Da die meisten Dinge auf dieser Welt nicht einfach so vom Himmel purzeln, haben sie eine Ursache. Sie werden durch irgend etwas hervorgerufen. So ist es auch mit der Gewalt. Hier ist allerdings wichtig, den Unterschied zwischen Gewalt und einem Verbrechen zu machen. Verbrechen ist lediglich eine Tat, die man als „grundsätzlich nicht toleriert“ und somit als „unrecht“ definiert hat. In unserem Rechtssystem heisst das,

ein Verbrechen geschieht dadurch, dass man eine bestimmte Handlung mit einem Strafparagraphen im Strafgesetzbuch versieht. Manchmal nimmt man sie auch wieder raus – und dann ist es kein Verbrechen mehr.[1]
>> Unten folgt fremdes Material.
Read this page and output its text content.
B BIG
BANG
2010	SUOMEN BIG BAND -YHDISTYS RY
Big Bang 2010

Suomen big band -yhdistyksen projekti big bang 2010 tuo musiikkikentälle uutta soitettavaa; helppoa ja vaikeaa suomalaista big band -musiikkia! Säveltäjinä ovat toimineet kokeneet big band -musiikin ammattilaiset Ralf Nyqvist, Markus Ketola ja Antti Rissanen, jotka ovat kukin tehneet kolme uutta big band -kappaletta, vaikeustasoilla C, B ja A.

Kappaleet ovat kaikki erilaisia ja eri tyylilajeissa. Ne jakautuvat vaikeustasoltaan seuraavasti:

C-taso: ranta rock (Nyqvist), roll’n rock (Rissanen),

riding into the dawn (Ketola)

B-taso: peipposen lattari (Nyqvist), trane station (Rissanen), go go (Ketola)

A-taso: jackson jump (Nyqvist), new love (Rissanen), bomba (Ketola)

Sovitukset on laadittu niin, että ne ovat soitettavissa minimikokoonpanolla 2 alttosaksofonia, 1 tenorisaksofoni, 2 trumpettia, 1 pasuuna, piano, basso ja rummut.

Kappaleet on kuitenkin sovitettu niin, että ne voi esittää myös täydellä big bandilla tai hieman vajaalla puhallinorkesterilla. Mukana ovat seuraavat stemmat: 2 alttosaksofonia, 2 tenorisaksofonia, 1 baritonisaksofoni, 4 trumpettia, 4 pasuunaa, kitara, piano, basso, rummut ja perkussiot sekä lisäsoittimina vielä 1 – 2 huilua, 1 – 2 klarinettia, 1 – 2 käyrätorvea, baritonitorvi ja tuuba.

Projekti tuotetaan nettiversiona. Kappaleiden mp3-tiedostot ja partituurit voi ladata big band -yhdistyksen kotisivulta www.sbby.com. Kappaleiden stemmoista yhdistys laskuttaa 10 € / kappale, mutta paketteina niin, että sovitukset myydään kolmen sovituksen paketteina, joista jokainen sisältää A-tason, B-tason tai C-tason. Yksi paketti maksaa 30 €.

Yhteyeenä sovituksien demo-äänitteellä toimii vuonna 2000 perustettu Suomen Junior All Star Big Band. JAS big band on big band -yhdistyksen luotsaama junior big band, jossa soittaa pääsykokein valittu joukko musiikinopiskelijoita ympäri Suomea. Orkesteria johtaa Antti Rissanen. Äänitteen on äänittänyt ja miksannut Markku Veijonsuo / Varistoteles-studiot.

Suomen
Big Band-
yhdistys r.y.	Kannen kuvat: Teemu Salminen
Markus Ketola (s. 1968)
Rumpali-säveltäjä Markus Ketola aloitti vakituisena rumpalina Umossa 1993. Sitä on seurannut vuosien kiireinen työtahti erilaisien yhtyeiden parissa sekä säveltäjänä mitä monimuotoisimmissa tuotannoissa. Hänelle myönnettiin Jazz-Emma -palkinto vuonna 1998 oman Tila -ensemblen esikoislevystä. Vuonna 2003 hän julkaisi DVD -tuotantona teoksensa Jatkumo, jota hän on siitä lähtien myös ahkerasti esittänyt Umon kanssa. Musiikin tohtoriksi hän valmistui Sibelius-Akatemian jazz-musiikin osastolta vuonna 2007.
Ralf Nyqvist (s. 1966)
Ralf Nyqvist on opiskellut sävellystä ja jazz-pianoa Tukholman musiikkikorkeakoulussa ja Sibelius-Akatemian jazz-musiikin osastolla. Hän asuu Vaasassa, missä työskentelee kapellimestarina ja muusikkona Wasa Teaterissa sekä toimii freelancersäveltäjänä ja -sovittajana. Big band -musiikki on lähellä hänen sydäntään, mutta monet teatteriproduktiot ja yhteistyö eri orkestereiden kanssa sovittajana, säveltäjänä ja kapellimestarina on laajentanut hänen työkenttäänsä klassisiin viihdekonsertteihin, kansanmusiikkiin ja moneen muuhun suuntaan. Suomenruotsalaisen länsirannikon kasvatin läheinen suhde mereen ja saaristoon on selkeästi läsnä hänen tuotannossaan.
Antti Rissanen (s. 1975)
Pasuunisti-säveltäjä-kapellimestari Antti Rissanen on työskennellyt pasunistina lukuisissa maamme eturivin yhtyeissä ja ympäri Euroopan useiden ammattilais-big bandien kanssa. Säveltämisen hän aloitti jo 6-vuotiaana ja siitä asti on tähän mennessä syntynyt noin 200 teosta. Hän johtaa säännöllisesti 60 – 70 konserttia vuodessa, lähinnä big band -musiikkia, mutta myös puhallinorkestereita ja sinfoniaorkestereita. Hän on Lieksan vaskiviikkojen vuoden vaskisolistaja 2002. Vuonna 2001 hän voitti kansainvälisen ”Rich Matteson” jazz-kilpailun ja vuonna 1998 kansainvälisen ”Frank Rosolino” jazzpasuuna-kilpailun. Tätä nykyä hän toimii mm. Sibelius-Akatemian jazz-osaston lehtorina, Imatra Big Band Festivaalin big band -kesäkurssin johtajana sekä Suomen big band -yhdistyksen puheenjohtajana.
Gewalt kommt hingegen unabhängig von Gesetzbüchern, Lehren und öffentlicher Meinung vor. Gewalt ist eine äusserst individuelle Angelegenheit – jeder Einzelne nimmt bestimmte Handlungen als Gewalt wahr – oder nicht. Gewalt ist alles, was als Gewalt empfunden wird. Sie geschieht in unserer Gesellschaft ebenso dort, wo sie unter Strafparagraphen steht, wie dort, wo sie gesetzlich legitimiert ist. Sie hat also eine ganz andere Ursache. Gewalt ist letztlich nichts anderes als eine menschliche Handlung zur Durchsetzung eines Interessens, welche den Interessen anderer zuwiderläuft. Man kann auch sagen, der Mensch hat innere Bedürfnisse und äussere Umstände. Und Gewalt entsteht aus einem Konflikt dieser beiden. Wenn die äusseren Umstände das Befriedigen wichtiger Bedürfnisse nicht erlauben oder Bedürfnisse entstehen, die das Umfeld in Gefahr bringen, so kann Gewalt entstehen. Dazwischen ereignen sich natürlich zahlreiche Zwischenschritte. Insbesondere bei Gewaltverhalten, welches seine Ursache in unbefriedigten sozialen Bedürfnissen hat (Vergewaltigung, Mord, Schlägereien, oft auch vorsätzliche Verkehrsdelikte usw.). Im Gegensatz zu unbefriedigten materiellen Bedürfnissen, wo Gewalt oft viel direkter zum Zug kommt (wenn ich Hunger habe und nicht anders an Nahrung komme, so stehle ich – die Tat ereignet sich unmittelbar nachdem das Bedürfnis aufgetreten ist) gibt es bei unbefriedigten sozialen Bedürfnissen oft viele Zwischenschritte, bis es zu einer Gewalthandlung kommt. (Ich werde benachteiligt, es entstehen Minderwertigkeitsgefühle, diese entwickeln sich zu Komplexen, ich muss wieder an Selbstwertgefühl kommen, mich beweisen, Macht ausüben – und erst jetzt werde ich gewalttätig. Das Bedürfnis, welches ich nicht befriedigen konnte, liegt aber unter Umständen Jahre zurück.) In jedem Fall weist aber Gewalt darauf hin, dass ein Bedürfniskonflikt vorliegt. Gewalt lässt sich somit nicht einfach als ein persönliches Problem des Täters abstempeln sondern muss als Konflikt zwischen ihm und seinem Umfeld gesehen werden.